From Dulwich College, Eric went to Oxford University. He was selected to play as a Centre in the 1913 varsity match against Cambridge University. In that same year he was selected to play for Scotland against England at Twickenham on 15 March. In that match, which Scotland lost by 3-point to nil due to LG Brown's try, he wore the number 4 shirt. On the opposing side were two of his former school teammates, CN Lowe and JE Greenwood. His international career was then interrupted by the outbreak of the First World War. He joined the King's Royal Rifle Corps and during the war rose to the rank of Major and received the Military Cross. He was also a holder of the Territorial Decoration.
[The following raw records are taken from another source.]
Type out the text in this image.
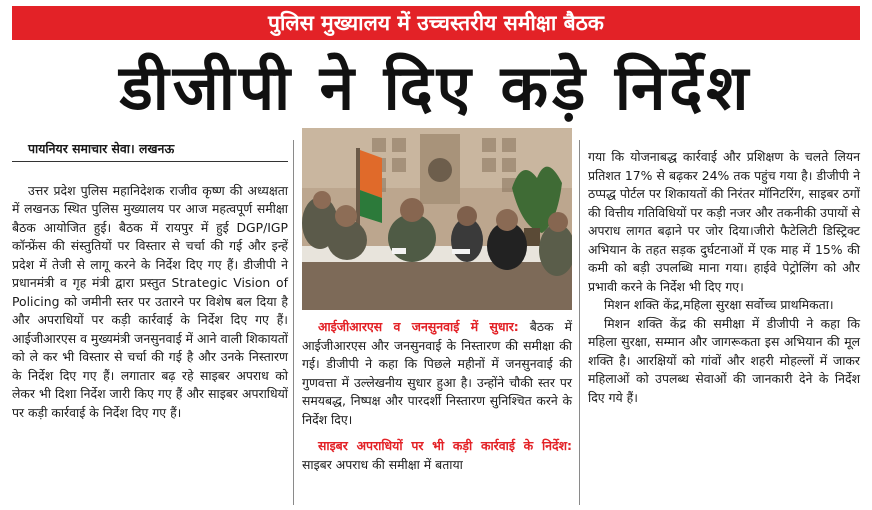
पुलिस मुख्यालय में उच्चस्तरीय समीक्षा बैठक
डीजीपी ने दिए कड़े निर्देश

पायनियर समाचार सेवा। लखनऊ

उत्तर प्रदेश पुलिस महानिदेशक राजीव कृष्ण की अध्यक्षता में लखनऊ स्थित पुलिस मुख्यालय पर आज महत्वपूर्ण समीक्षा बैठक आयोजित हुई। बैठक में रायपुर में हुई DGP/IGP कॉन्फ्रेंस की संस्तुतियों पर विस्तार से चर्चा की गई और इन्हें प्रदेश में तेजी से लागू करने के निर्देश दिए गए हैं। डीजीपी ने प्रधानमंत्री व गृह मंत्री द्वारा प्रस्तुत Strategic Vision of Policing को जमीनी स्तर पर उतारने पर विशेष बल दिया है और अपराधियों पर कड़ी कार्रवाई के निर्देश दिए गए हैं। आईजीआरएस व मुख्यमंत्री जनसुनवाई में आने वाली शिकायतों को ले कर भी विस्तार से चर्चा की गई है और उनके निस्तारण के निर्देश दिए गए हैं। लगातार बढ़ रहे साइबर अपराध को लेकर भी दिशा निर्देश जारी किए गए हैं और साइबर अपराधियों पर कड़ी कार्रवाई के निर्देश दिए गए हैं।

आईजीआरएस व जनसुनवाई में सुधार: बैठक में आईजीआरएस और जनसुनवाई के निस्तारण की समीक्षा की गई। डीजीपी ने कहा कि पिछले महीनों में जनसुनवाई की गुणवत्ता में उल्लेखनीय सुधार हुआ है। उन्होंने चौकी स्तर पर समयबद्ध, निष्पक्ष और पारदर्शी निस्तारण सुनिश्चित करने के निर्देश दिए।

साइबर अपराधियों पर भी कड़ी कार्रवाई के निर्देश: साइबर अपराध की समीक्षा में बताया

गया कि योजनाबद्ध कार्रवाई और प्रशिक्षण के चलते लियन प्रतिशत 17% से बढ़कर 24% तक पहुंच गया है। डीजीपी ने ठप्पद्ध पोर्टल पर शिकायतों की निरंतर मॉनिटरिंग, साइबर ठगों की वित्तीय गतिविधियों पर कड़ी नजर और तकनीकी उपायों से अपराध लागत बढ़ाने पर जोर दिया।जीरो फैटेलिटी डिस्ट्रिक्ट अभियान के तहत सड़क दुर्घटनाओं में एक माह में 15% की कमी को बड़ी उपलब्धि माना गया। हाईवे पेट्रोलिंग को और प्रभावी करने के निर्देश भी दिए गए।

मिशन शक्ति केंद्र,महिला सुरक्षा सर्वोच्च प्राथमिकता।

मिशन शक्ति केंद्र की समीक्षा में डीजीपी ने कहा कि महिला सुरक्षा, सम्मान और जागरूकता इस अभियान की मूल शक्ति है। आरक्षियों को गांवों और शहरी मोहल्लों में जाकर महिलाओं को उपलब्ध सेवाओं की जानकारी देने के निर्देश दिए गये हैं।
He did not return to international rugby, but he did make a return for Oxford University in 1919. He captained the side and his opposing captain was his former school teammate J. E. Greenwood. It was due to a chance encounter with Eric Loudoun-Shand that Greenwood was allowed to captain the Cambridge side that year. It was within the prerogative of the Oxford captain to deny Cambridge the chance to field Greenwood, who had left the university just prior to the war. However, the long association proved to be to Greenwood's good fortune. Eric Loudoun-Shand played that match with a severely injured arm, an injury from the Great War. So bad was this injury that he later had to have the arm amputated.

==Personal life==
In 1923 Eric married Dorothy Feldtmann with whom he had a son Keith born in 1927.